Figure 9. Lnc-BM associates with JAK2 in vitro and in vivo.

(A) RIP-qPCR detection of the indicated RNAs retrieved using indicated antibodies in 231-Br cells with OSM treatment for the indicated times (n = 3 independent experiments, paired Student’s t test). (B) In vitro RNA pull-down coupled with dot-blot assay using indicated RNA transcripts and recombinant proteins. Right panel: Annotation for each dot. (C and D) Graphic illustration of MS2-TRAP assay (C, top panel). IB (C, bottom panel) and RT-qPCR detection of MS2-Lnc-BM (D) of anti-GST immunoprecipitates in cells transfected with indicated expression constructs, followed by OSM stimulation (n = 3 independent experiments, paired Student’s t test). (E) Saturation curve K_D determination of interaction between indicated lncRNAs and recombinant GST-tagged JAK2 (n = 3 independent experiments). (F) Top panel: Graphic illustration of Lnc-BM–JAK2 interaction. Bottom panel: IB detection of streptavidin pull-down using His-tagged JH2 WT/mutants and biotinylated Lnc-BM. (G) Competition binding assay K_D determination of interaction between Lnc-BM FL/mutants and recombinant JH2 WT/mutants, with unlabeled Lnc-BM titrated from 10 μM to 0.1 nM (n = 3 independent experiments). Data are mean ± SEM; NS, P > 0.05; *P < 0.05, ***P < 0.001.

Figure 10. Lnc-BM modulates kinase activity of JAK2.

(A) Kinase assay using anti-JAK2 immunoprecipitates retrieved from 231-Br cells transfected with indicated siRNAs followed by OSM treatment. (B and C) In vitro kinase assay using recombinant JAK2 JH1/JH2 domain (B) or JAK2 JH1 domain (C), GST-STAT3, and indicated RNA transcripts in the presence and absence of ATP. (D) Graphic illustration of Lnc-BM–mediated JAK2 JH1/JH2 domain conformational alteration from autoinhibition to activation. (E) FLAG-tag pull-down followed by IB detection using antibodies in HEK-293T cells transfected with indicated vectors. (F) Anti-JAK2 immunoprecipitates were detected using indicated antibodies in 231-Br cells transfected with indicated siRNA. (G) Kinase assay using anti-FLAG immunoprecipitates in γ-2A cells transfected with SFB-JAK2 (aa 482–809), in the presence of indicated RNA transcripts and ATP.

Figure 11. ICAM1 facilitates breast cancer cell vascular co-option and invasion.

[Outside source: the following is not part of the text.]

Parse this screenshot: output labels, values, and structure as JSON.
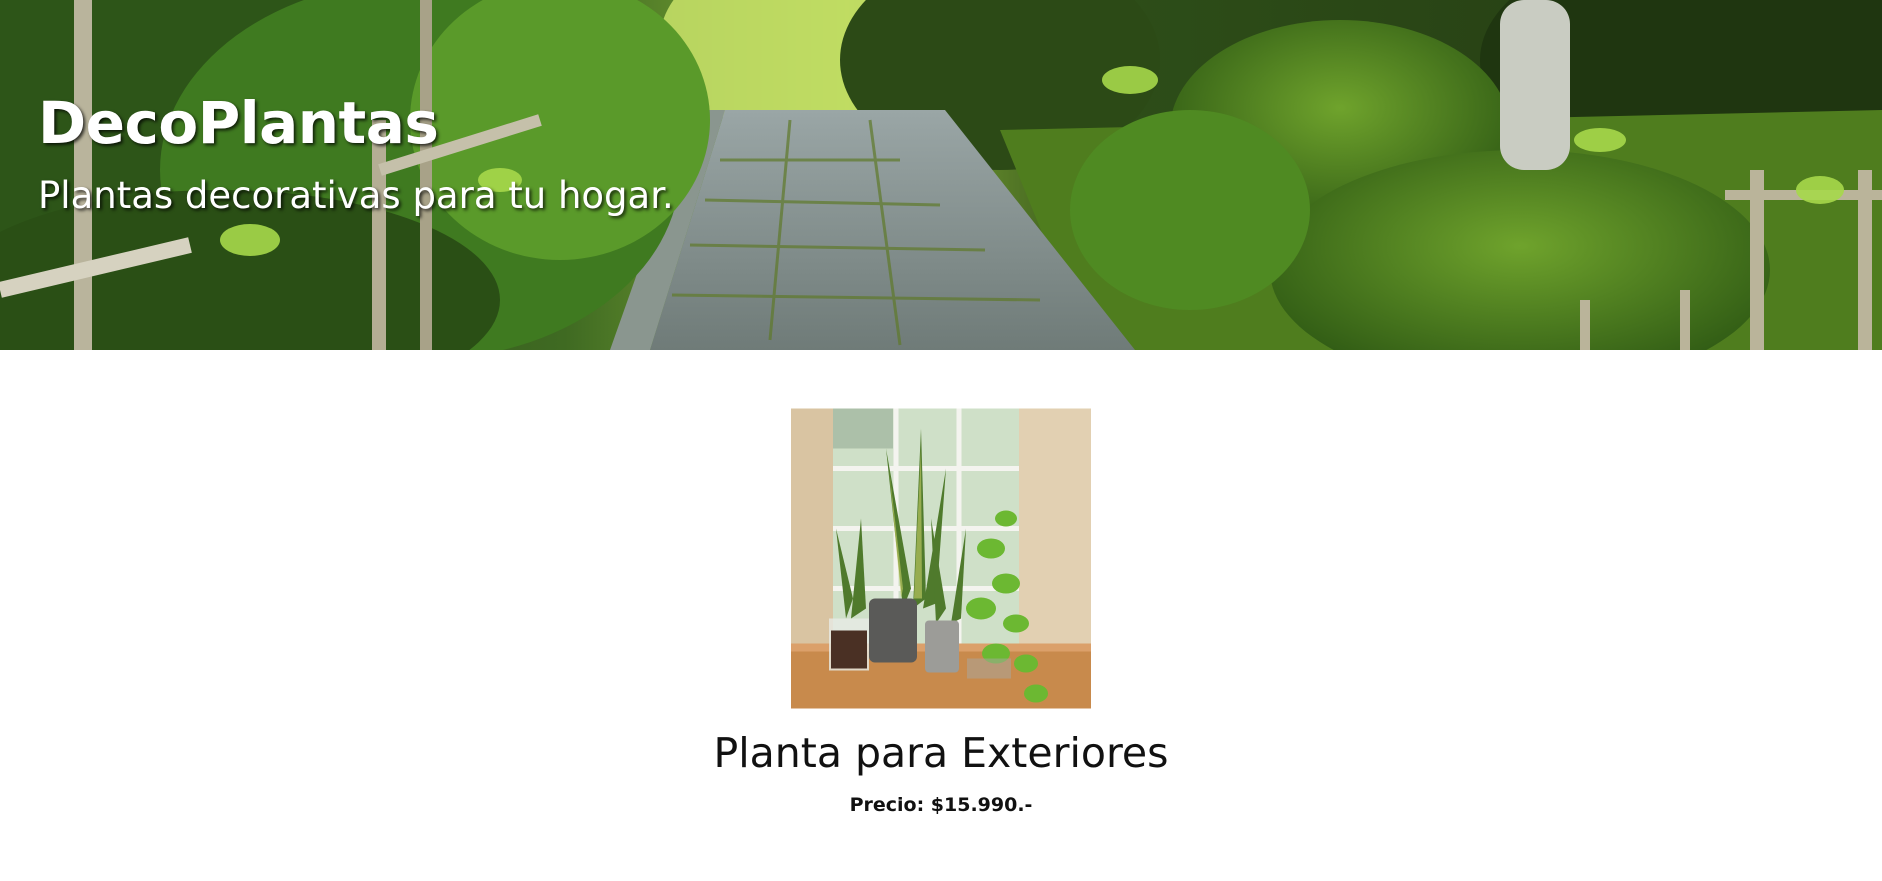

(A) Heatmap representation of the expression of STAT3 target genes in indicated cells treated with 50 ng/ml OSM or vehicle for 4 hours. The colors represent the fold changes of gene expression induced by OSM over vehicle. (B) GSEA of STAT3 target gene signature in A. NES, normalized enrichment score. (C) Top panel: Representative images of p-STAT3 and Lnc-BM staining in brain metastatic tissues of breast cancers. Bottom panel: Pearson’s correlation analysis (n = 14 tissues). Scale bars: 100 μm. (D and E) Trans-BBB assay (D) or cancer cell adhesion assay (E) was performed in Lnc-BM–deficient 231-Br cells stably overexpressing ICAM1 and MMP9 (n = 3 independent experiments, paired Student’s t test). B. vec., blank vector. Scale bars: 100 μm (D), 200 μm (E). Data are mean ± SEM; NS, P > 0.05; *P < 0.05, **P < 0.01.

Figure 12. Lnc-BM promotes recruitment of macrophages into the metastatic niche to form positive-feedback loop.

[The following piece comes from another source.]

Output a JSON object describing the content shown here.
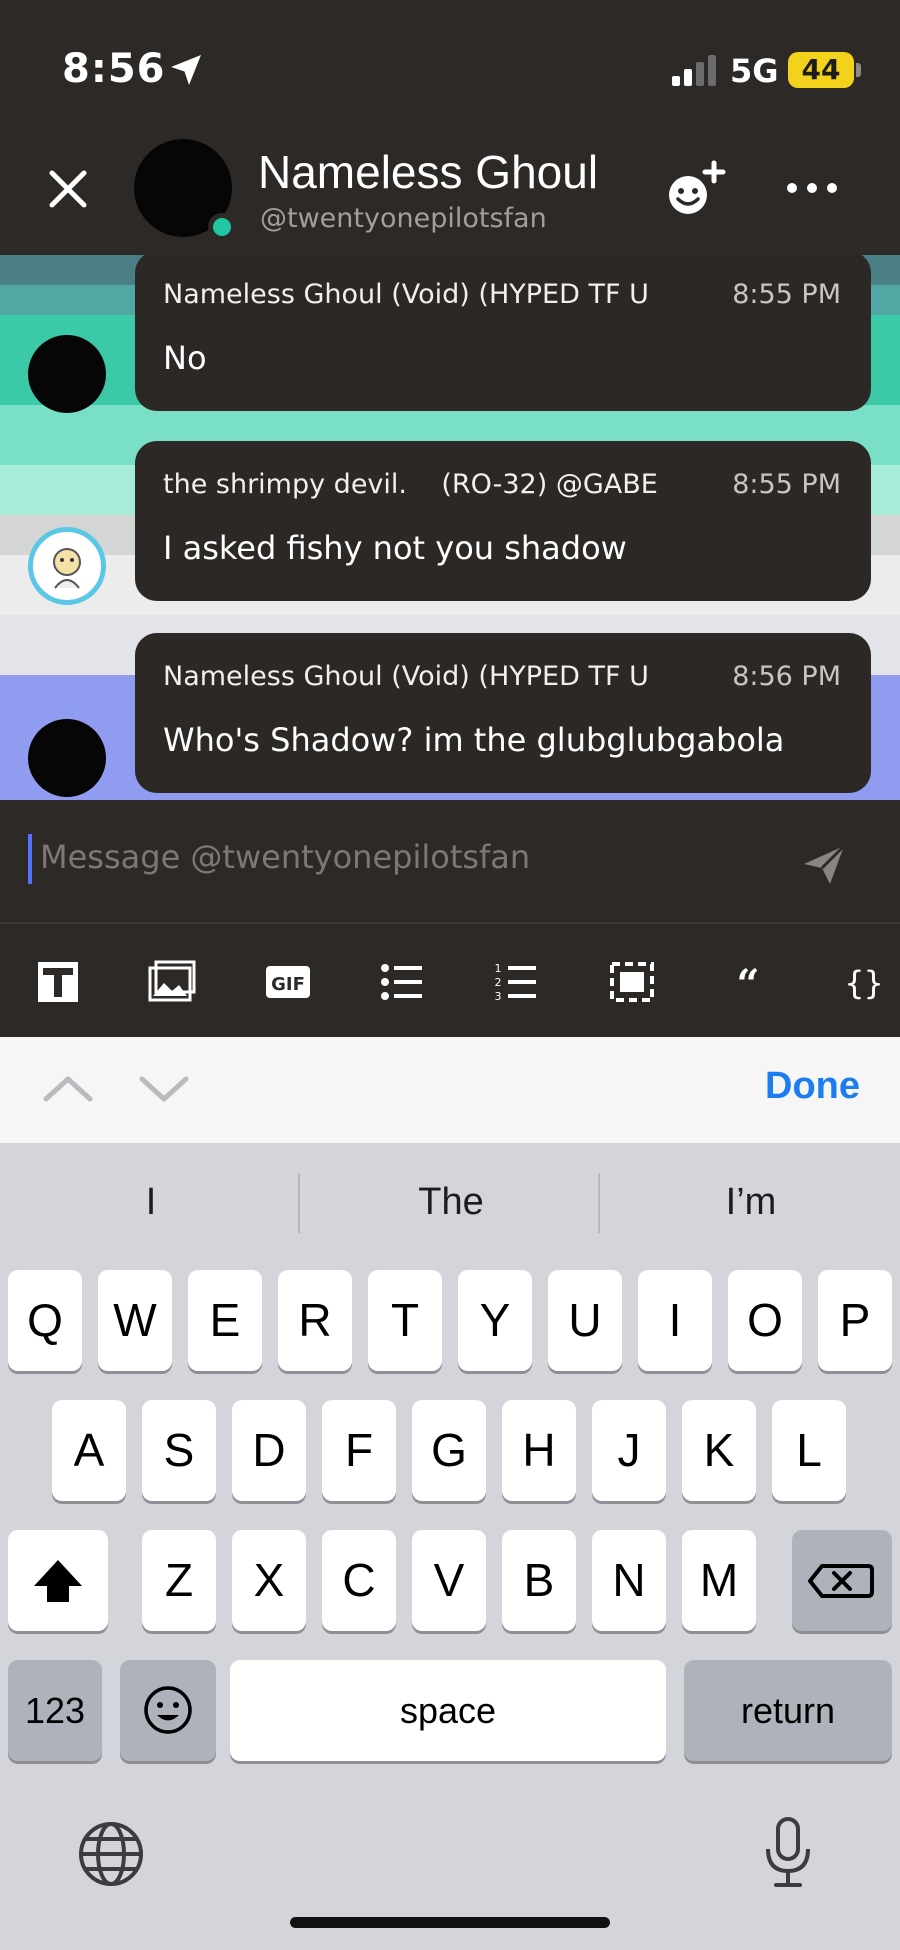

(A) RT-qPCR analysis of IL6ST-associated cytokine expression in BV2 cells incubated with conditioned media from indicated cells (n = 3 independent experiments, paired Student’s t test). (B and C) IHC detection of CD11b and Ly6G (B) or IF staining of IBA1 (C) in brain metastatic lesions of 231-Br cells harboring indicated shRNAs (related to Figure 2C; n = 5 animals per group, 3 sections per brain). B, brain tissue; Met, metastatic cancer cells. Scale bars: 200 μm (B), 100 μM (C). (D) ELISA detection of CCL2 concentration in conditioned media of 231-Br cells harboring indicated shRNAs treated with OSM (50 ng/ml) or IL-6 (50 ng/ml) for 12 hours (n = 3 independent experiments, paired Student’s t test). (E and F) RIP quantitative real-time PCR detection of Lnc-BM retrieved by indicated antibodies (E) or IB detection using indicated antibodies (F) in 231-Br cells treated with conditioned media from primed U937 cells in addition to indicated human antibodies (n = 3 independent experiments, paired Student’s t test; E). (G) Model of the action of Lnc-BM in mediating BCBM. Data are mean ± SEM; *P < 0.05, **P < 0.01, ***P < 0.001.